Fig. 2.

Sheddase mechanism of meprin β. Shown is a working model of Mβ function based on the experimental dimer (CDs in aquamarine and turquoise, MAMs in orange and red, TRAFs in mauve and purple, and glycosylation moieties in light green) in front (Upper) view (Fig. 1D, Left) and top (from the membrane surface; Lower) view from the membrane (here the membrane was removed for clarity). The segments present in the Mβ dimer but missing in the experimental MβΔC structure [EGF, transmembrane (TM), and cytosolic tail (CST)] have been computationally modeled (SI Materials and Methods) and are shown in white/light blue. A transmembrane substrate model for APP (segment 624–723) is shown as a blue ribbon.

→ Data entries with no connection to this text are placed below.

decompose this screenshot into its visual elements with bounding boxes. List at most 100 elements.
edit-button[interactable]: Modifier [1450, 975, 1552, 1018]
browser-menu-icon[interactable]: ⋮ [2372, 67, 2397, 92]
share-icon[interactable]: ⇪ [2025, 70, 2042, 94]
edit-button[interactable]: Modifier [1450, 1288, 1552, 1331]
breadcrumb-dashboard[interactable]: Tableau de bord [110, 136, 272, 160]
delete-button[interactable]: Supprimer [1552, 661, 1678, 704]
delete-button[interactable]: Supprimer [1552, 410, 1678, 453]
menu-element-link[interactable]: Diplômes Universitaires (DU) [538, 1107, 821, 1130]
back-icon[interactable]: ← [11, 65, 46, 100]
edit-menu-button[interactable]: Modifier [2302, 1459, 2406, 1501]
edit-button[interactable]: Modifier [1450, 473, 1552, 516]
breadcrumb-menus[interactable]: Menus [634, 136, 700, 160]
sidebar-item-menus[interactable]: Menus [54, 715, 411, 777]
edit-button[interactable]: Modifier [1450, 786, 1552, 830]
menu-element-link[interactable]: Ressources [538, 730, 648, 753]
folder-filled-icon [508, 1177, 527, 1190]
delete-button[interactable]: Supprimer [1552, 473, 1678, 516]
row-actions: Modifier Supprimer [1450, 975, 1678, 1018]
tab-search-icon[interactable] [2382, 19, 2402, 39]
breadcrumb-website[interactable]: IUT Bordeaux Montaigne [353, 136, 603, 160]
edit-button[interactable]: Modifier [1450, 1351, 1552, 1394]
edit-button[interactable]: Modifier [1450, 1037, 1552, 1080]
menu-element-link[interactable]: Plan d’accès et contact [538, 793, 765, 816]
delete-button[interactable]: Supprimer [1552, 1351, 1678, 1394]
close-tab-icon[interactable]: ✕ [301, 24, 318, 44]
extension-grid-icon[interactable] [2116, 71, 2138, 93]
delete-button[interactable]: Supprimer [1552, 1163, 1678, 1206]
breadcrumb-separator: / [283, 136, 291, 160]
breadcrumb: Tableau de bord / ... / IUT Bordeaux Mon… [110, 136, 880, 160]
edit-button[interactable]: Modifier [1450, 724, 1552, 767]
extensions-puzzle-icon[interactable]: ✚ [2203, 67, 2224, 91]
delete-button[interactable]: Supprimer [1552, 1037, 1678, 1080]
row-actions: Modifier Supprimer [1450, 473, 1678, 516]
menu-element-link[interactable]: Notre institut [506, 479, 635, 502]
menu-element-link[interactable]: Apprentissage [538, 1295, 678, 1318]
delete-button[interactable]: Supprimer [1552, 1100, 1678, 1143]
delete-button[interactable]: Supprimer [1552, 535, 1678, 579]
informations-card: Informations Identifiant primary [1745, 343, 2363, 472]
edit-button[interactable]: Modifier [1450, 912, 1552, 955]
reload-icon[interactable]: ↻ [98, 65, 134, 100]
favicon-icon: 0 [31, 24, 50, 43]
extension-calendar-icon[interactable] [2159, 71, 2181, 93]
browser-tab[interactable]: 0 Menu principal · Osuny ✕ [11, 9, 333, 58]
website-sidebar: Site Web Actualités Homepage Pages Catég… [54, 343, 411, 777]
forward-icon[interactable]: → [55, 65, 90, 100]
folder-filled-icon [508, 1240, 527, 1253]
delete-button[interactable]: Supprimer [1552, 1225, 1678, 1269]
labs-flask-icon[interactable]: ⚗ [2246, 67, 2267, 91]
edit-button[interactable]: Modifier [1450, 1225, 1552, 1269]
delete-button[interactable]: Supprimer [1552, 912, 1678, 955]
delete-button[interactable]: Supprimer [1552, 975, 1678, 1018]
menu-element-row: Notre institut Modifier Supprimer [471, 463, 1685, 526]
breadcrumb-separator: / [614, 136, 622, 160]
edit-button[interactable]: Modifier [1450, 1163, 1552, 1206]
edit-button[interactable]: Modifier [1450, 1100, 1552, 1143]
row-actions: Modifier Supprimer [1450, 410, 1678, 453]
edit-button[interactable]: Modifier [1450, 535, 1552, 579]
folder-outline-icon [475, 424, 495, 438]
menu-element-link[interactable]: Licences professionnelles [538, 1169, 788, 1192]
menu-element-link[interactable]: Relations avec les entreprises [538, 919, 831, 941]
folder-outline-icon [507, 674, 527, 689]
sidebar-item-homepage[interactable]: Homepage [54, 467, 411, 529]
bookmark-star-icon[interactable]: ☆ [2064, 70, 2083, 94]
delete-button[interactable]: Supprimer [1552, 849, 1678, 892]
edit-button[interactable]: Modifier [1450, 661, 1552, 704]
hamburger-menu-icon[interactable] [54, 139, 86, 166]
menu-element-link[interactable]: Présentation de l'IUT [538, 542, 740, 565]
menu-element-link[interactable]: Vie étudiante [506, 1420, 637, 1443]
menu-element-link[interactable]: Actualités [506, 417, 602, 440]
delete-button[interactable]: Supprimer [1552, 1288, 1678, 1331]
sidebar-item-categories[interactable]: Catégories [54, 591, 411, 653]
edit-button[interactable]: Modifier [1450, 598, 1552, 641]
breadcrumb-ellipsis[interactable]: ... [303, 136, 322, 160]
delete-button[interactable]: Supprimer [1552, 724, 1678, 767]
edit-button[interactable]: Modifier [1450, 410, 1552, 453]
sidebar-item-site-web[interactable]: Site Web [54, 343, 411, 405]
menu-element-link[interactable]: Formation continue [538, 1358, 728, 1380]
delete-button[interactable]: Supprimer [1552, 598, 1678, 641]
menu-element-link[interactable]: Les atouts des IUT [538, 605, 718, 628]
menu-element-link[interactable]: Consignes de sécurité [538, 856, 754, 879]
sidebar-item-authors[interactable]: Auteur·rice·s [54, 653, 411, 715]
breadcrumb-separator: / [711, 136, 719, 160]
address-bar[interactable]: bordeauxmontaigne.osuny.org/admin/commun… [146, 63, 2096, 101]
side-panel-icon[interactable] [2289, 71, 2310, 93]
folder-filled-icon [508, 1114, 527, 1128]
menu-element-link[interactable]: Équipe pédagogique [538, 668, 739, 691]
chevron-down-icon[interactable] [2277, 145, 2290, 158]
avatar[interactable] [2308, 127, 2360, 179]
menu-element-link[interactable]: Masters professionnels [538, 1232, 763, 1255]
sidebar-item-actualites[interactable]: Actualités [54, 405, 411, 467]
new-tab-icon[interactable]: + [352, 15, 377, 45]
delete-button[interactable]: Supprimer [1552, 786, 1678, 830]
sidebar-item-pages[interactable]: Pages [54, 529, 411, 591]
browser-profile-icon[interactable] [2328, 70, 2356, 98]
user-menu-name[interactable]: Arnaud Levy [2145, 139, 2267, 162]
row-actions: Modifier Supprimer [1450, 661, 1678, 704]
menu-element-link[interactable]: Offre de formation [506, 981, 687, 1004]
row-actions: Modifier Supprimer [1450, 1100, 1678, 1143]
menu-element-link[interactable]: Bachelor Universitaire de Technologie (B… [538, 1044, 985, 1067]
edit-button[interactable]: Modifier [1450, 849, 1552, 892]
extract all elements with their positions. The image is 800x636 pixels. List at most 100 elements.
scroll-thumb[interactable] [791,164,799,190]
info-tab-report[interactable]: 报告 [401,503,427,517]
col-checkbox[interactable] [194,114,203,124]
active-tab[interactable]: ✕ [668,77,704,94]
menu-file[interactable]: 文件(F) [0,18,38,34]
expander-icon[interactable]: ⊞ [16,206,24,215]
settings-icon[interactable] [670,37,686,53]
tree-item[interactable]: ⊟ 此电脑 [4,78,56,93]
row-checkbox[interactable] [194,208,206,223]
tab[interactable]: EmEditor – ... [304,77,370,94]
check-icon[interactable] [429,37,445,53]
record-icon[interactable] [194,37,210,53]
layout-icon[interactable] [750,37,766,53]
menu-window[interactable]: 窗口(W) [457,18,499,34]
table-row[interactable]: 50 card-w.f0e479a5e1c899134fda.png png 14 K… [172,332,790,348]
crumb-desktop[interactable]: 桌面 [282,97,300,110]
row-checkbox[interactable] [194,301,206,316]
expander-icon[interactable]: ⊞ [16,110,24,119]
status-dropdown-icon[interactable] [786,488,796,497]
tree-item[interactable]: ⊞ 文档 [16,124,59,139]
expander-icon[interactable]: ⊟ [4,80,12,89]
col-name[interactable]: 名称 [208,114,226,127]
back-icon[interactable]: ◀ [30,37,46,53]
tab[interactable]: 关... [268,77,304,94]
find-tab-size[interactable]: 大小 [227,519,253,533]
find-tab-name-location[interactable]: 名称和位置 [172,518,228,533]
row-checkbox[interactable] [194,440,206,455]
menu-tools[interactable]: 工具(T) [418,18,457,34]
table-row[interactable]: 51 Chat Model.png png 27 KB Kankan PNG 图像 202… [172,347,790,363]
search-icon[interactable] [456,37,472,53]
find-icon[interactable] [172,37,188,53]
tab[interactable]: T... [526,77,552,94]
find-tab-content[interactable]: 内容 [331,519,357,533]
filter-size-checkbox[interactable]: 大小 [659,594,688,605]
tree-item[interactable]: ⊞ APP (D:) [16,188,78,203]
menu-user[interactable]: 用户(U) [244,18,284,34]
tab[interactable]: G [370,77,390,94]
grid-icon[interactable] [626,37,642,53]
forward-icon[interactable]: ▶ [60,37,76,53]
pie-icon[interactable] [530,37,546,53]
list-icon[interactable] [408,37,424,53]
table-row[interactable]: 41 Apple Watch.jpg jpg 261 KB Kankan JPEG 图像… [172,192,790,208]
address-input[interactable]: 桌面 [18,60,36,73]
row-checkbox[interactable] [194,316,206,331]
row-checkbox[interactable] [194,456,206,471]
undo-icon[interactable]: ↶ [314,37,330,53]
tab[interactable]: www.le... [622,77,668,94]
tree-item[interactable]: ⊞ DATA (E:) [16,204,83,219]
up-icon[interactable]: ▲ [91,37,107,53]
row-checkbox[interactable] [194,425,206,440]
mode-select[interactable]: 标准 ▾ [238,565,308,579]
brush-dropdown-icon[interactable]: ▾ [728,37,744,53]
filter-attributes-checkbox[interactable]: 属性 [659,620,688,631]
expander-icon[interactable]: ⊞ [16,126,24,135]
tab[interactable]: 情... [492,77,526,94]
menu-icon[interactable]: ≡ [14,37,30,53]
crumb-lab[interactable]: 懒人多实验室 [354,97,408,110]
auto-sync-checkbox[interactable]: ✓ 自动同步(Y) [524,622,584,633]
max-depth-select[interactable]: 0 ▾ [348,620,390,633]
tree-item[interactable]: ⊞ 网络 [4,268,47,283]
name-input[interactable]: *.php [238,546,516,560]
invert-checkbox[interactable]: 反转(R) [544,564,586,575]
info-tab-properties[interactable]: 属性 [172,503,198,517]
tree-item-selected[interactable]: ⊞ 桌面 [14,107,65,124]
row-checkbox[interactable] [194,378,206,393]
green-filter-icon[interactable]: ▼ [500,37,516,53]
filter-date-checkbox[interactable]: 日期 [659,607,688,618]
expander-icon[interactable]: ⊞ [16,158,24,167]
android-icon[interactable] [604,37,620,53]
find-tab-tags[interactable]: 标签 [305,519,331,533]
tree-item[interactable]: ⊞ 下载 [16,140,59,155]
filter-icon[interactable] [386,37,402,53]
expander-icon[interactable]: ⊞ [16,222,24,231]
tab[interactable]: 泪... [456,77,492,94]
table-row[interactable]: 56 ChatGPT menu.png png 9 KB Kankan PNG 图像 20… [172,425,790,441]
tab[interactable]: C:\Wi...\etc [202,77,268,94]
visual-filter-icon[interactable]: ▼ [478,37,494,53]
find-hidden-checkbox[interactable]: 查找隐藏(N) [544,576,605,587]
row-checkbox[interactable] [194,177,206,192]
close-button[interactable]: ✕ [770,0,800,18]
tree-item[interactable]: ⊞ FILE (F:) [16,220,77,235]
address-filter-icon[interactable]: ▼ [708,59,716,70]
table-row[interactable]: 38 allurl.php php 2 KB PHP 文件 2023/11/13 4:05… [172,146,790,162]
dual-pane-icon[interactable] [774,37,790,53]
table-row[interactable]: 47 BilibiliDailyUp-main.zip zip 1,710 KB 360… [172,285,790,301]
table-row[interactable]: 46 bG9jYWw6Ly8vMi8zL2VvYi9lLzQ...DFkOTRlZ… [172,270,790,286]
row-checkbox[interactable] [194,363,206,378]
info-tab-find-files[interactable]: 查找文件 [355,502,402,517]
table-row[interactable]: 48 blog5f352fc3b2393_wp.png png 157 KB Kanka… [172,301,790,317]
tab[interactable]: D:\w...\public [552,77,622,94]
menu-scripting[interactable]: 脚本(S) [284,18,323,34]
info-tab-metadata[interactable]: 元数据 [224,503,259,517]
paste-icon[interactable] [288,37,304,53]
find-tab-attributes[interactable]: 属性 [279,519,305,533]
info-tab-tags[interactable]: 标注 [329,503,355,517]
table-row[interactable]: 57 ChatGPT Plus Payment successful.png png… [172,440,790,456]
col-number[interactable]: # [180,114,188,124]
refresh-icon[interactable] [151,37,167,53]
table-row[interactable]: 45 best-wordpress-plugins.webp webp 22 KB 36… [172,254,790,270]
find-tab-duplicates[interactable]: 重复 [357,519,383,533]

The substrate segment proposed to interact with the dimer partner is depicted in pale blue to highlight that this part of the mechanism is more speculative. APP glycosylation sites relevant for the proposed mechanism are marked in yellow on the ribbon and labeled. (Upper) Red ellipses highlight sugars attached to N⁴³⁶ of the right monomer (lower ellipse) and to N²⁵⁴ of both monomers (upper ellipse). (Lower) Image shows only the latter ellipse. (Upper Right Inset) A possible “N-like” trajectory of the substrate.